For those advocates of significant intervention regarding migrants, particularly the advocacy of residence in Europe, one must acknowledge that this position is based on short-termism. It perceives a human tragedy and one, which cannot be ignored unless many poor unfortunates are to lose their lives trying to reach Europe. It is short term because the solution is a temporary fix, with the promise of a more considered solution in due course. Additionally, there is a political slant to the issue: active NGOs in the migration field are seldom recognized for their advocacy of restraint on accepting migrants to Europe. There is the ever-present sense that Europe’s wealth has been historically built on exploitation, particularly in Africa and Asia and in some way, the problem requires some form of European acknowledgement of redress.
These are not inconsequential arguments. However, do they do justice to the concerns of our letter writer?
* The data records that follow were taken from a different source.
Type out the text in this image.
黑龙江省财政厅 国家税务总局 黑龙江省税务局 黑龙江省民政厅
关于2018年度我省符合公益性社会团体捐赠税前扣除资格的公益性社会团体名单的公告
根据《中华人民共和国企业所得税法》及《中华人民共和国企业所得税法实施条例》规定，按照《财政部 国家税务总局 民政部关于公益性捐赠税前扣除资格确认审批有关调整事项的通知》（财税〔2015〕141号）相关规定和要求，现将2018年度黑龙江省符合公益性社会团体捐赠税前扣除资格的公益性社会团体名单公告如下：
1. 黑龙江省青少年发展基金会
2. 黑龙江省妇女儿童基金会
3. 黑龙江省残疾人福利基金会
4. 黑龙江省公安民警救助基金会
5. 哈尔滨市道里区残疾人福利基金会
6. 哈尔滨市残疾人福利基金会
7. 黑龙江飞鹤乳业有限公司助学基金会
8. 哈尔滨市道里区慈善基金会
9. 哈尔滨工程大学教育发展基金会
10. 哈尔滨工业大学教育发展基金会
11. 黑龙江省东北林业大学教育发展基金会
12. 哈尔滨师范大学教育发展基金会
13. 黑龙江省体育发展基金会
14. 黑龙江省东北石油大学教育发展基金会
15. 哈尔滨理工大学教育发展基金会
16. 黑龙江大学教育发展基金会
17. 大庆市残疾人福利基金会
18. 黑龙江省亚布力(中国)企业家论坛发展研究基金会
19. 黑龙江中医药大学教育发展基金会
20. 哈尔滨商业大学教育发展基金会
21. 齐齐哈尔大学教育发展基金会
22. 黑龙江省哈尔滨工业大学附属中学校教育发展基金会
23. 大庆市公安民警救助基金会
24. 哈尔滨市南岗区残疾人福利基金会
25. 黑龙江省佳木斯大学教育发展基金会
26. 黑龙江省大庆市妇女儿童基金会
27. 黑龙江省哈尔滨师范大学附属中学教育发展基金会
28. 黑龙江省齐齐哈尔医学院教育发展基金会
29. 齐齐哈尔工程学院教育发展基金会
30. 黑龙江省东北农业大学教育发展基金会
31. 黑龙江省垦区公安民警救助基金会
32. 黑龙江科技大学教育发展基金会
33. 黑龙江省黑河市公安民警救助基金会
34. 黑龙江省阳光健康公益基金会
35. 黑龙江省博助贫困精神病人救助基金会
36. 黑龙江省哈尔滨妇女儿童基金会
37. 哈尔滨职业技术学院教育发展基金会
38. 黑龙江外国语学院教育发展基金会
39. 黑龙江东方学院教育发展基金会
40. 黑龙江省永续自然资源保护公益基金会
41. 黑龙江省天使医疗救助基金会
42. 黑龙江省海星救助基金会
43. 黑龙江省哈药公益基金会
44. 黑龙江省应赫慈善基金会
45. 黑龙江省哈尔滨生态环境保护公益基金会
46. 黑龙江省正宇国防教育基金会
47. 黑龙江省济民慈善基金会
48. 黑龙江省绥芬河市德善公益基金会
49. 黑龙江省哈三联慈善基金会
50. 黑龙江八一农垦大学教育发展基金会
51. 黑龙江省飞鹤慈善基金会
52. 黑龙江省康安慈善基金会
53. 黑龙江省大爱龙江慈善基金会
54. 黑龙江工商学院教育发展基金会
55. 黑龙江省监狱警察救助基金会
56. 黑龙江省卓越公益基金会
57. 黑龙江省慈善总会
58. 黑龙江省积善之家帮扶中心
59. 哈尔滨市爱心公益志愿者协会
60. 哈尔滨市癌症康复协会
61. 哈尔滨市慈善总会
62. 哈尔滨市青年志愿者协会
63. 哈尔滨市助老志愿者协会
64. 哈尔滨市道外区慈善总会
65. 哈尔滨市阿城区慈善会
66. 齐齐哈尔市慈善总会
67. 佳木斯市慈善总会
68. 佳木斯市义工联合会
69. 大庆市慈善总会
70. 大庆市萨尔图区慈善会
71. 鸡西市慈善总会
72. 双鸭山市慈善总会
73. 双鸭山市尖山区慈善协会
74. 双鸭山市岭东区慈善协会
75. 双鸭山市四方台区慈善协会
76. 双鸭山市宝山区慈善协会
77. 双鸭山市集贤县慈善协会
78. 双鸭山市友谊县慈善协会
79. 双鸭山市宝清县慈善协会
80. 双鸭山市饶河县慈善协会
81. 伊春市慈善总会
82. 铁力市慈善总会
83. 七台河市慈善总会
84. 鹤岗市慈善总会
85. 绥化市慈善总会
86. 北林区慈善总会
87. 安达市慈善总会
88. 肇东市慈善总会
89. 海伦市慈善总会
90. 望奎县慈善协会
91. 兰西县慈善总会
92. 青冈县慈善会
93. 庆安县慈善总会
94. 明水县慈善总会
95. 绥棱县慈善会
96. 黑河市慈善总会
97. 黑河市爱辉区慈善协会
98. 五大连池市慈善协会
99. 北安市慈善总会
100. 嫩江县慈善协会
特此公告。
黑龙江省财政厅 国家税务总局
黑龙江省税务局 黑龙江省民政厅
Judged by mainstream media coverage of the crisis, any argument or position, which questions the appropriateness of the type of short-term fixes for migrants, is tantamount to heresy. Such arguments concerning culture or integration are unwelcome and usually attributed to right-wing xenophobes.
Yet this emasculation of debate is doing a disservice to all involved. It fails to question the structural problems in those countries from which the immigrants are leaving, including poor governance, repression, economic dislocation and conflict. Are we sure that we have really done everything we can to support these countries in need?
The dampening of debate also conceals the problems at home, which we also regularly sweep under the carpet: the poor, the homeless, the excluded, the marginalized are also in need of significant help. Do we have the right to shunt them aside in our rush to show our compassion elsewhere?
Of course any debate of this nature will eventually focus on cost. Our societies have been so ‘monetised’ that we are compelled to look at compassion in terms of economic arguments. One senior European politician recently claimed that hosting large numbers of migrants would dent our standard of living. Yet to be fair, is this unreasonable? Should those who live with the consequences of ‘casino capitalism’ or rampant greed, in terms of real economic hardship, really need to see further erosion of their basic services and social net as scarce funds are relocated to support poor migrants? I for one have no answer to this but I detect more than a hint of unfairness.
Failure on the part of our political elite to address this dilemma is crucial if we are to avoid the politics of extremism or resentment. Sensitivity, however, must be shown to all stakeholders in this issue, not just those who have the best press. The letter writer mentioned above has contributed a not unreasonable opinion on this matter. Others will have equally considered and varied opinions, helping in the process to generate genuine debate. The migrant crisis is truly problematic and sad. The responses, however, must be just and stable. The problem is that in this moral maze, what constitutes justice and stability?